CFS 算法是基于一个完美的多任务处理器理念实现的。这样一个处理器系统表面上会同时运行当前所有的活动任务，而每个任务都会获取一份属于自己的处理器运算能力。举个例子，如果两个任务都是可运行的，那么他们就可以同时运行，分别占有 50% 的处理器运算能力。这也就意味着，加入这两个任务同时启动，每个任务的执行时间或者运行时间在任何时候都是相同的，因此是完全公平的。你也可以说每个任务都运行一个无穷小的时间但是完全占用全部的处理器运算能力。既然物理上是不可能以这种方式使用处理器，并且这样子也是极度没有效率的，因为任务切换的损耗会导致实际任务运行时间很短。调度器会记录每个可运行的任务的运行时，即所谓的虚拟运行时，并且尝试随时在全部可运行任务之间维护均衡。

这个原则的基础是指定的全部可运行任务是公平分享处理器的。全部份额会随着运行中的处理器个数变化而增加或者减少，而相对份额会基于任务的优先级变化而增加或减少。

7.1. 时间片 vs. 虚拟运行时

在 CFS 调度算法中，将每个任务的时间划分成固定长度的时间片这种传统模型已经不再存在了。作为替代，每个任务都引入了虚拟运行时（vruntime）。在为每一个使用 CFS 调度的任务执行 scheduler_tick() 时，任务被调度以后，它的 vruntime 会和已经流逝的时间一起更新。一旦运行队列中另一个任务的 vruntime 比当前任务的小，那么就会执行一次任务调度，接下来 vruntime 最小的任务就会得到执行。
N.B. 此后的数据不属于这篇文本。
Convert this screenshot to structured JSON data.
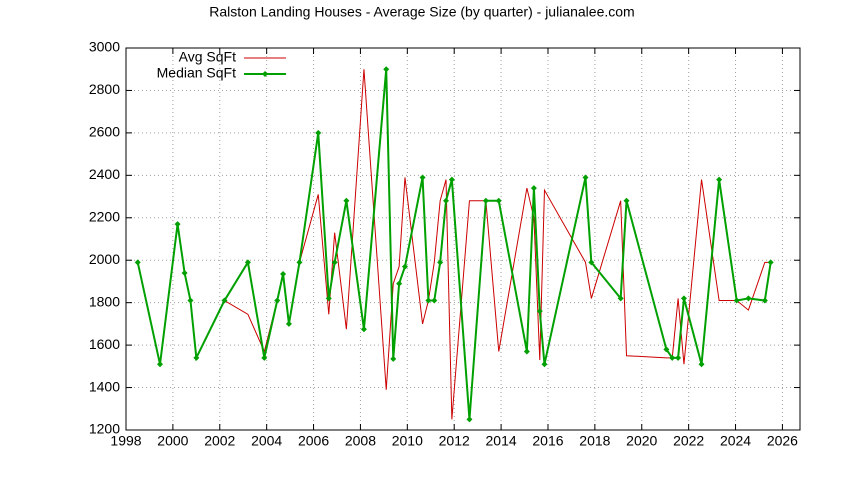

为了避免因为频繁进行任务切换而造成任务调度开销过大， Linux 引入了调度延迟和最小任务运行时间粒度。

目标调度延迟（TSL）是一个用来计算最小任务运行时间的常量。假如 TSL 是 20 ms，而我们有两个同等优先级任务在运行。每个任务都会在被对方抢占前运行 10ms。
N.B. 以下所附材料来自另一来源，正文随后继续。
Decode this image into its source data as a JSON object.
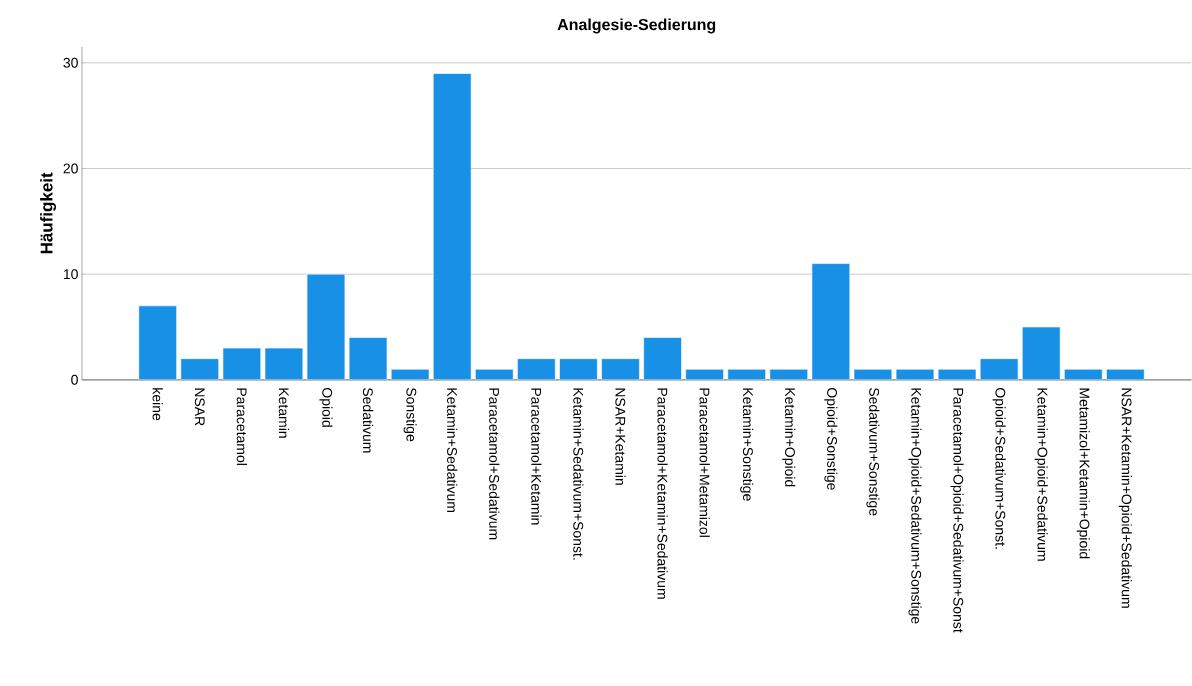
{
  "chart_data": {
    "type": "bar",
    "title": "Analgesie-Sedierung",
    "ylabel": "Häufigkeit",
    "categories": [
      "keine",
      "NSAR",
      "Paracetamol",
      "Ketamin",
      "Opioid",
      "Sedativum",
      "Sonstige",
      "Ketamin+Sedativum",
      "Paracetamol+Sedativum",
      "Paracetamol+Ketamin",
      "Ketamin+Sedativum+Sonst.",
      "NSAR+Ketamin",
      "Paracetamol+Ketamin+Sedativum",
      "Paracetamol+Metamizol",
      "Ketamin+Sonstige",
      "Ketamin+Opioid",
      "Opioid+Sonstige",
      "Sedativum+Sonstige",
      "Ketamin+Opioid+Sedativum+Sonstige",
      "Paracetamol+Opioid+Sedativum+Sonst",
      "Opioid+Sedativum+Sonst.",
      "Ketamin+Opioid+Sedativum",
      "Metamizol+Ketamin+Opioid",
      "NSAR+Ketamin+Opioid+Sedativum"
    ],
    "values": [
      7,
      2,
      3,
      3,
      10,
      4,
      1,
      29,
      1,
      2,
      2,
      2,
      4,
      1,
      1,
      1,
      11,
      1,
      1,
      1,
      2,
      5,
      1,
      1
    ],
    "color": "#1790e6",
    "ylim": [
      0,
      31.5
    ],
    "yticks": [
      0,
      10,
      20,
      30
    ],
    "grid": "y"
  }
}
如果任务的数量在增加，则这部分的运行时会减少，甚至为 0 ，这就会导致一个毫无效率的切换频率。要应对这点，CFS 引入了常量“最小粒度”，根据运行中任务的数量来扩大 TSL 。

7.2. 优先级

调度中任务的 vruntime 增长的速度来决定了一个任务是否比另一个任务优先级高。时间差产生的原因是任务的调度是根据任务的优先级决定的。这也意味着高优先级任务的 vruntime 增长的速度要比低优先级任务慢。（译注：即增长的越慢，可能运行的时间越长）

7.3. 应对 I/O 限制型和 CPU 限制型任务

在之前的调度算法中， O(1) 调度其尝试使用启发式的睡眠和运行时来决定一个任务是 I/O 限制型任务还是 CPU 限制型任务。这样就可以让某个比另一个更占优势。根据之后的结果发现这个原则并不能满足预期的工作要求，因为启发法太复杂了而且容易出错。

而 CFS 的原则是为每个任务提供公平的计算机使用，实际工作效果相当好，也容易应用。我打算用 Robert Love 的 Linux Kernel Development 中的例子来解释 CFS 是怎么工作的：

考虑一个系统有两个可运行的任务：一个文本编辑器和一个视频编码器。文本编辑器是 I/O 限制型任务因为它花费了几乎全部的时间在等待用户的按键输入。然而当文本编辑器捕获到键盘按下后，用户就期待它立即响应。对应的，视频编码器就是一个处理器限制型任务。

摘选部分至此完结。